For the mushroom bulgogi

  • 600 g 1.3 lbs mushrooms I used Portabello, cut into strips
  • 4 T soy sauce
  • 1 T sugar
  • 2 T honey
  • 2 cloves garlic minced
  • 1 T red wine
  • 1 t black pepper ground
  • 2 T sesame oil
  • 1 T neutral oil

For the ginger mashed potatoes

  • 3 medium potatoes peeled and cut into chunks
  • 1 t salt
  • 1 T sugar
  • 3 T cream use non-dairy to keep it vegan
  • 2 T milk use non-dairy to keep it vegan
  • 1/2 T ginger peeled and grated

To serve

  • 2 T spring onion minced, chives also work


  • Start by bringing 3 medium peeled potatoes to the boil with 1 t of salt. Turn down the heat to a vibrant simmer and leave to cook for 20 minutes, or until you can poke through the potato with a fork with ease.
  • Now mix together 4 T of soy sauce, 1 T sugar, 2 T honey, 1 cloves minced garlic, 1 T red wine, 1 t black pepper and 2 T sesame oil in a container big enough to briefly marinade your mushrooms in (I used an oven dish) and place in the mushrooms. Tossing every so often to coat everything evenly.
  • Stand around for a few minutes to roughly time your mushrooms to be ready at the same time as your potatoes. 5 to 10 minutes or so.
  • When your potatoes have about 10 minutes to go, heat a large frying pan over high heat and add 1 T neutral oil before tossing the mushrooms and marinade into the pan. Toss and cook until the mushrooms have caramelized and most of the liquids have evaporated.
    Be sure to stay with the pan at this step, the sugars and garlic can turn really burnt and bitter if you don't take it off the heat in time.
  • With the mushrooms taken off the heat and the potatoes now cooked.

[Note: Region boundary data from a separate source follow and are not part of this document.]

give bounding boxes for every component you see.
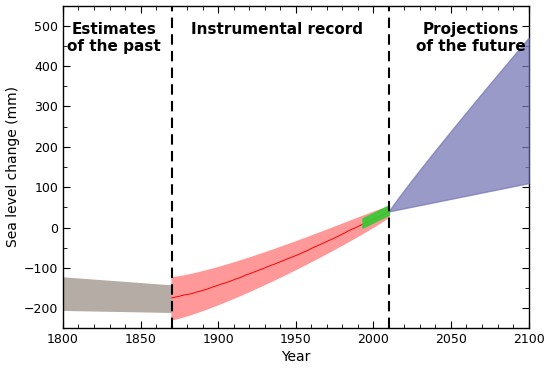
Text: Estimates
of the past: Estimates of the past bbox=[67, 22, 161, 54]
Text: Projections
of the future: Projections of the future bbox=[416, 22, 526, 54]
Text: Instrumental record: Instrumental record bbox=[191, 22, 363, 37]
Polygon shape bbox=[63, 278, 172, 312]
X-axis label: Year: Year bbox=[281, 350, 310, 364]
Y-axis label: Sea level change (mm): Sea level change (mm) bbox=[6, 87, 20, 248]
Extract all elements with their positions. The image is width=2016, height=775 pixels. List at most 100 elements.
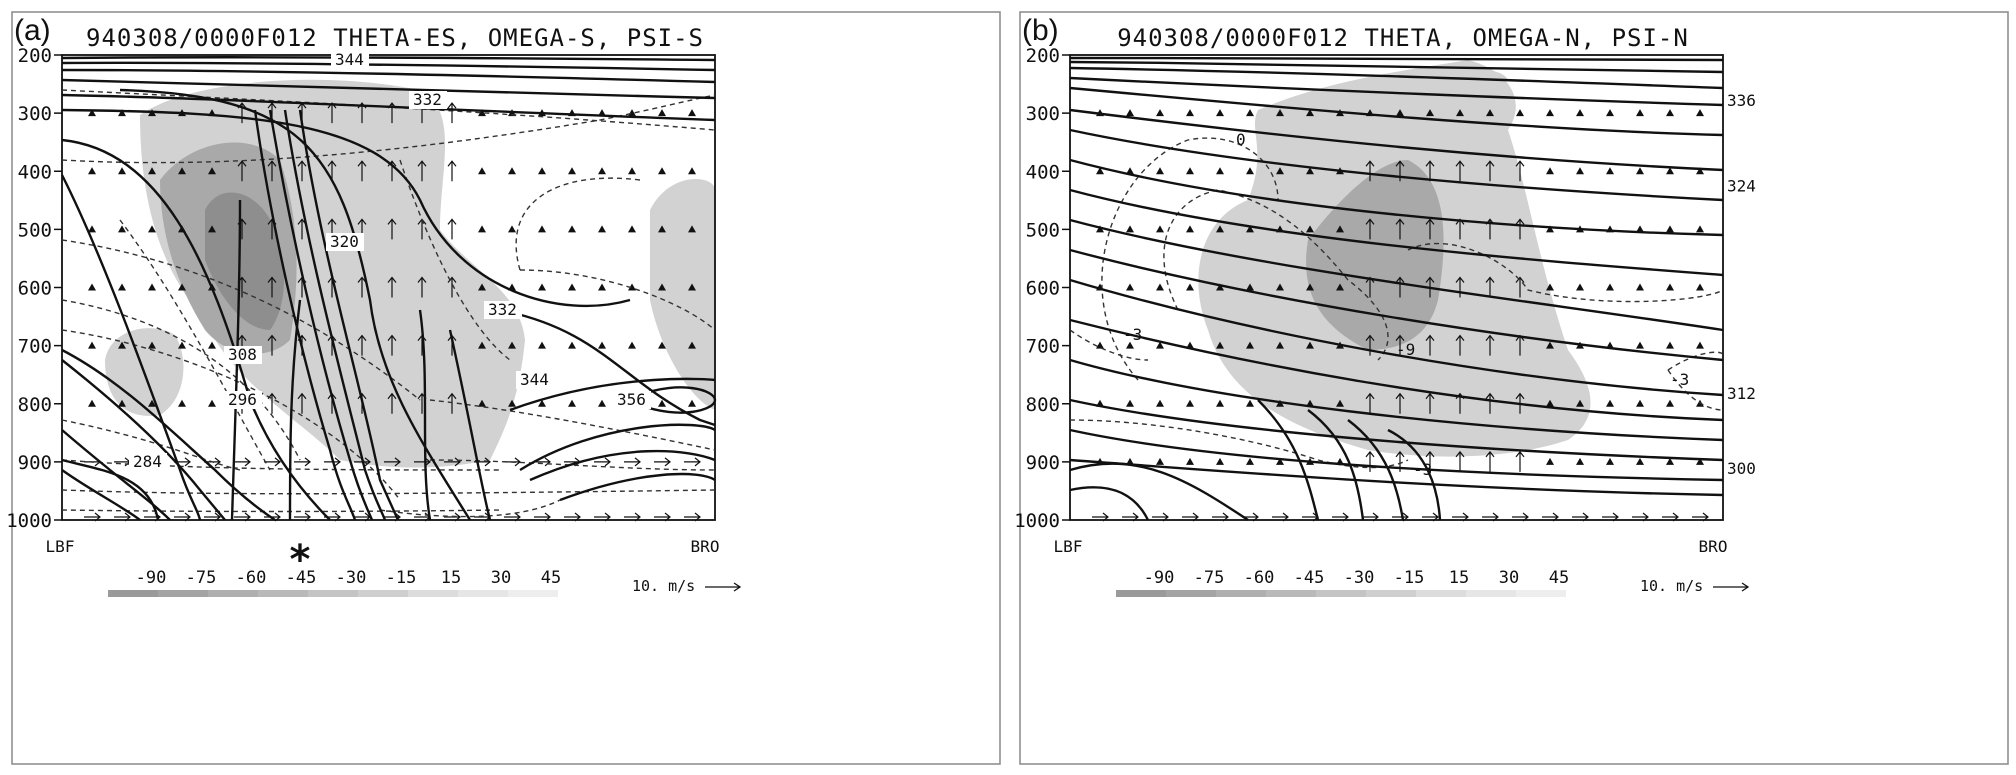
colorbar-segment — [1116, 590, 1166, 597]
wind-vector — [118, 225, 126, 233]
wind-vector — [1485, 392, 1495, 414]
colorbar-label: 15 — [1449, 568, 1469, 588]
wind-vector — [447, 160, 457, 182]
colorbar-segment — [1466, 590, 1516, 597]
wind-vector — [327, 102, 337, 124]
wind-vector — [1516, 109, 1524, 117]
colorbar-segment — [1416, 590, 1466, 597]
wind-vector — [1546, 457, 1554, 465]
colorbar-segment — [408, 590, 458, 597]
omega-contour — [1667, 351, 1724, 371]
wind-vector — [1455, 334, 1465, 356]
theta-contour — [61, 68, 716, 84]
wind-vector — [1216, 225, 1224, 233]
wind-vector — [327, 160, 337, 182]
wind-vector — [1216, 341, 1224, 349]
wind-vector — [1606, 399, 1614, 407]
wind-vector — [1485, 160, 1495, 182]
wind-vector — [208, 341, 216, 349]
wind-vector — [1365, 334, 1375, 356]
wind-vector — [1276, 167, 1284, 175]
theta-contour — [559, 472, 716, 502]
wind-vector — [178, 341, 186, 349]
shade-dark — [205, 192, 285, 330]
wind-vector — [1392, 512, 1409, 522]
wind-vector — [568, 167, 576, 175]
theta-contour — [499, 308, 716, 427]
wind-vector — [294, 457, 311, 467]
wind-vector — [1636, 109, 1644, 117]
wind-vector — [447, 392, 457, 414]
colorbar-segment — [458, 590, 508, 597]
wind-vector — [114, 512, 131, 522]
theta-contour — [1069, 108, 1724, 172]
omega-contour — [61, 89, 716, 131]
wind-vector — [357, 276, 367, 298]
theta-contour — [1347, 419, 1405, 521]
theta-contour — [418, 309, 432, 521]
station-right: BRO — [691, 537, 720, 556]
wind-vector — [1156, 399, 1164, 407]
omega-contour — [399, 159, 511, 361]
theta-contour — [1069, 398, 1724, 462]
wind-vector — [1156, 283, 1164, 291]
label-mask — [224, 391, 262, 409]
omega-contour — [1407, 242, 1724, 303]
y-tick-label: 300 — [18, 103, 52, 125]
wind-vector — [1395, 276, 1405, 298]
y-tick-label: 700 — [18, 336, 52, 358]
wind-vector — [148, 283, 156, 291]
wind-vector — [1606, 109, 1614, 117]
contour-label: 320 — [330, 232, 359, 251]
wind-vector — [478, 399, 486, 407]
wind-vector — [508, 341, 516, 349]
wind-vector — [208, 399, 216, 407]
wind-vector — [688, 225, 696, 233]
right-contour-label: 300 — [1727, 459, 1756, 478]
colorbar-label: -15 — [1394, 568, 1425, 588]
theta-contour — [298, 109, 400, 521]
wind-vector — [1576, 283, 1584, 291]
wind-vector — [1602, 512, 1619, 522]
wind-vector — [384, 457, 401, 467]
wind-vector — [118, 167, 126, 175]
wind-vector — [264, 457, 281, 467]
wind-vector — [1276, 457, 1284, 465]
colorbar-label: -60 — [1244, 568, 1275, 588]
wind-vector — [387, 218, 397, 240]
wind-vector — [1152, 512, 1169, 522]
label-mask — [326, 233, 364, 251]
colorbar-label: -45 — [1294, 568, 1325, 588]
wind-vector — [568, 283, 576, 291]
y-tick-label: 1000 — [6, 510, 52, 532]
omega-label: -9 — [1396, 340, 1415, 359]
theta-contour — [1069, 188, 1724, 277]
wind-vector — [1365, 218, 1375, 240]
wind-vector — [628, 283, 636, 291]
colorbar-segment — [1266, 590, 1316, 597]
wind-vector — [1696, 109, 1704, 117]
wind-vector — [1096, 167, 1104, 175]
wind-vector — [1186, 225, 1194, 233]
contour-label: 296 — [228, 390, 257, 409]
y-tick-label: 200 — [1026, 45, 1060, 67]
wind-vector — [118, 109, 126, 117]
theta-contour — [1069, 76, 1724, 107]
y-tick-label: 800 — [1026, 394, 1060, 416]
colorbar-segment — [1366, 590, 1416, 597]
wind-vector — [1156, 109, 1164, 117]
wind-vector — [1636, 399, 1644, 407]
wind-vector — [1455, 450, 1465, 472]
theta-contour — [1069, 248, 1724, 362]
label-mask — [129, 453, 167, 471]
wind-vector — [387, 392, 397, 414]
wind-vector — [1156, 341, 1164, 349]
theta-contour — [60, 174, 202, 521]
colorbar-label: -75 — [1194, 568, 1225, 588]
wind-vector — [1246, 167, 1254, 175]
wind-vector — [1696, 225, 1704, 233]
wind-vector — [1306, 109, 1314, 117]
wind-vector — [1515, 218, 1525, 240]
theta-contour — [1069, 358, 1724, 442]
wind-vector — [1246, 341, 1254, 349]
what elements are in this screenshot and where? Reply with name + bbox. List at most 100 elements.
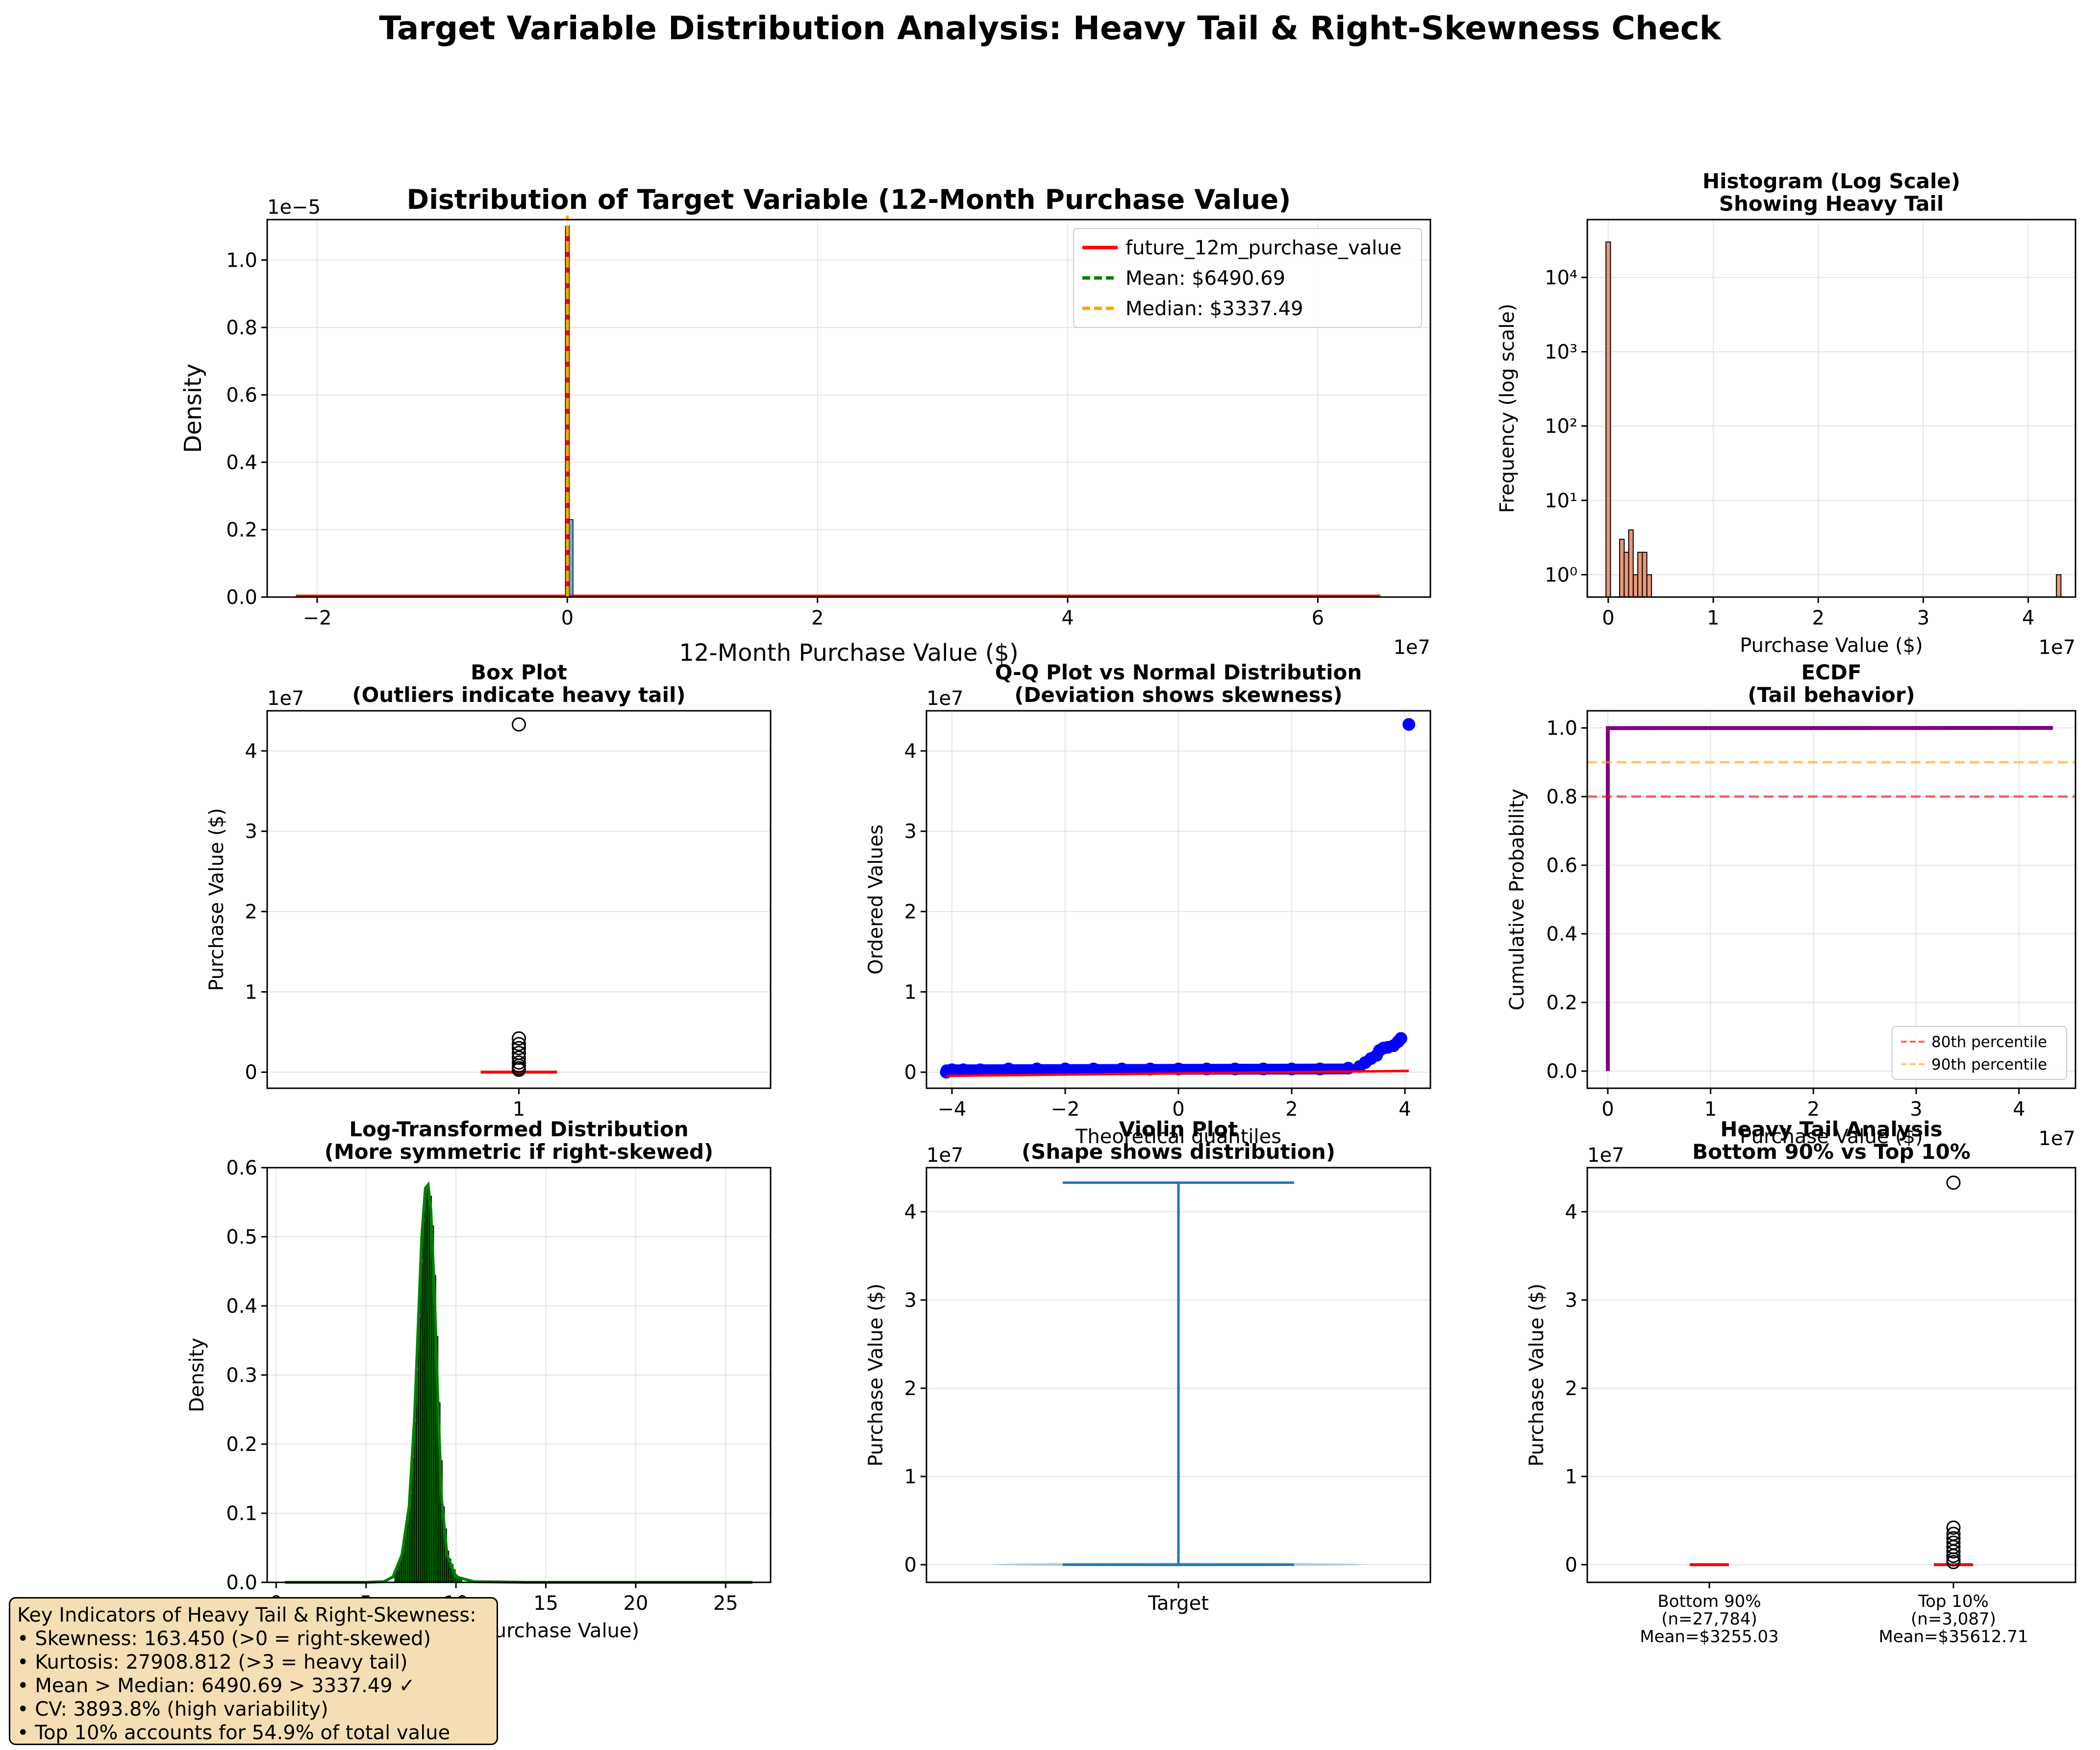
qq-point (957, 1063, 970, 1076)
ytick-label: 1.0 (226, 250, 257, 272)
ytick-label: 0.6 (1546, 854, 1577, 877)
annotation-line: Key Indicators of Heavy Tail & Right-Ske… (17, 1604, 476, 1626)
legend: future_12m_purchase_value Mean: $6490.69 M… (1073, 228, 1422, 328)
xtick-label: 2 (1285, 1098, 1298, 1121)
category-label: Top 10% (1918, 1592, 1989, 1611)
xtick-label: 20 (623, 1592, 648, 1615)
ytick-label: 1 (1565, 1466, 1577, 1488)
ytick-label: 2 (904, 1377, 917, 1400)
xtick-label: 3 (1917, 607, 1929, 629)
ytick-label: 4 (245, 740, 257, 763)
xtick-label: 2 (1812, 607, 1824, 629)
qq-point (1058, 1062, 1072, 1075)
ytick-label: 1 (904, 981, 917, 1003)
y-axis-label: Frequency (log scale) (1496, 303, 1519, 513)
ytick-label: 0 (904, 1554, 917, 1576)
qq-point (1087, 1062, 1100, 1075)
ytick-label: 1.0 (1546, 717, 1577, 740)
x-axis-label: 12-Month Purchase Value ($) (679, 639, 1018, 667)
qq-point (1115, 1062, 1128, 1075)
ytick-label: 0 (245, 1061, 257, 1084)
xtick-label: 25 (713, 1592, 738, 1615)
panel-title: Distribution of Target Variable (12-Mont… (407, 184, 1291, 215)
legend-label: Median: $3337.49 (1125, 298, 1303, 320)
ytick-label: 0.0 (1546, 1060, 1577, 1083)
xtick-label: 0 (1602, 607, 1614, 629)
annotation-line: • CV: 3893.8% (high variability) (17, 1698, 328, 1721)
qq-point (1394, 1032, 1407, 1045)
qq-fit-line (946, 1070, 1409, 1077)
y-scale-multiplier: 1e7 (1587, 1144, 1625, 1167)
y-axis-label: Cumulative Probability (1506, 789, 1528, 1010)
legend-label: 90th percentile (1931, 1056, 2047, 1074)
category-label: (n=3,087) (1911, 1609, 1996, 1629)
ytick-label: 0.5 (226, 1226, 257, 1249)
ytick-label: 0.2 (1546, 992, 1577, 1014)
outlier-point (512, 1041, 526, 1055)
ytick-label: 0.6 (226, 384, 257, 407)
panel-title: Q-Q Plot vs Normal Distribution (995, 660, 1362, 684)
xtick-label: 1 (1707, 607, 1719, 629)
panel-title: ECDF (1801, 660, 1861, 684)
ytick-label: 0.4 (226, 1295, 257, 1318)
annotation-line: • Kurtosis: 27908.812 (>3 = heavy tail) (17, 1651, 408, 1674)
qq-point (974, 1063, 987, 1076)
legend-label: 80th percentile (1931, 1033, 2047, 1051)
ytick-label: 3 (904, 1289, 917, 1312)
ytick-label: 3 (1565, 1289, 1577, 1312)
histogram-bar (1628, 529, 1634, 598)
ytick-label: 0.1 (226, 1502, 257, 1525)
qq-point (1402, 718, 1416, 731)
xtick-label: 0 (1172, 1098, 1184, 1121)
ytick-label: 4 (1565, 1201, 1577, 1224)
outlier-point (512, 1031, 526, 1046)
histogram-bar (1637, 551, 1643, 598)
panel-subtitle: Bottom 90% vs Top 10% (1692, 1140, 1971, 1164)
panel-title: Histogram (Log Scale) (1702, 169, 1960, 193)
xtick-label: −2 (1051, 1098, 1080, 1121)
outlier-point (512, 1037, 526, 1051)
qq-point (1002, 1062, 1015, 1075)
panel-subtitle: (More symmetric if right-skewed) (325, 1140, 713, 1164)
xtick-label: 6 (1312, 607, 1324, 629)
category-label: Mean=$35612.71 (1879, 1627, 2028, 1647)
outlier-point (1946, 1549, 1961, 1563)
panel-subtitle: (Shape shows distribution) (1022, 1140, 1335, 1164)
xtick-label: 1 (1704, 1098, 1717, 1121)
ytick-label: 4 (904, 1201, 917, 1224)
panel-subtitle: (Tail behavior) (1748, 683, 1915, 707)
xtick-label: −4 (937, 1098, 966, 1121)
ytick-label: 0.4 (226, 451, 257, 474)
outlier-point (512, 717, 526, 732)
y-axis-label: Ordered Values (865, 825, 887, 975)
qq-point (1030, 1062, 1044, 1075)
ytick-label: 2 (1565, 1377, 1577, 1400)
y-axis-label: Purchase Value ($) (865, 1283, 887, 1467)
annotation-line: • Top 10% accounts for 54.9% of total va… (17, 1722, 450, 1744)
category-label: (n=27,784) (1661, 1609, 1757, 1629)
ytick-label: 0.2 (226, 519, 257, 542)
ytick-label: 2 (245, 901, 257, 924)
ytick-label: 0.3 (226, 1364, 257, 1387)
ytick-label: 0 (904, 1061, 917, 1084)
ytick-label: 10² (1545, 415, 1577, 438)
outlier-point (1946, 1520, 1961, 1535)
y-scale-multiplier: 1e−5 (267, 196, 321, 219)
panel-ecdf: 0.0 0.2 0.4 0.6 0.8 1.0 0 1 2 3 4 ECDF(Tail behavio… (1506, 660, 2076, 1150)
qq-point (945, 1063, 958, 1076)
xtick-label: −2 (303, 607, 332, 629)
histogram-bar (1632, 574, 1639, 598)
histogram-bar (1605, 241, 1611, 598)
legend: 80th percentile 90th percentile (1892, 1026, 2067, 1080)
xtick-label: Target (1148, 1592, 1209, 1615)
panel-title: Box Plot (471, 660, 567, 684)
x-axis-label: Purchase Value ($) (1740, 634, 1923, 657)
outlier-point (512, 1062, 526, 1077)
plot-frame (1586, 219, 2076, 598)
ytick-label: 0.6 (226, 1157, 257, 1179)
histogram-bar (1624, 551, 1629, 598)
panel-title: Heavy Tail Analysis (1720, 1117, 1942, 1141)
xtick-label: 4 (1399, 1098, 1411, 1121)
xtick-label: 15 (533, 1592, 558, 1615)
y-scale-multiplier: 1e7 (926, 1144, 964, 1167)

Add 1 T sugar, 3 T cream, 2 T milk and 1 T grated ginger to the potatoes and mash to your desired consistency. I like my mash chunky on some days and smooth on others, so you do you.
  • Plate the mash and then top with the mushrooms before sprinkling with 2 T of spring onion (or chives) and serve with a nice Bourgogne Chardonnay.


  • If you want to make this as it was originally intended, the recipe in the book calls for 600 g of beef (rib eye, beef loin or poor man's rib eye) and 2 T of Korean pear 'squeeze' (juice) and ground black pepper to tenderize the beef in for 20 minutes before you do anything else.
  • I'm sure this will work equally well with (king) oyster mushrooms. 
  • Anju & Banju recommends you serve this mushroom bulgogi and mashed potatoes with Sextant - a Bourgogne Chardonnay by Julien Altaber.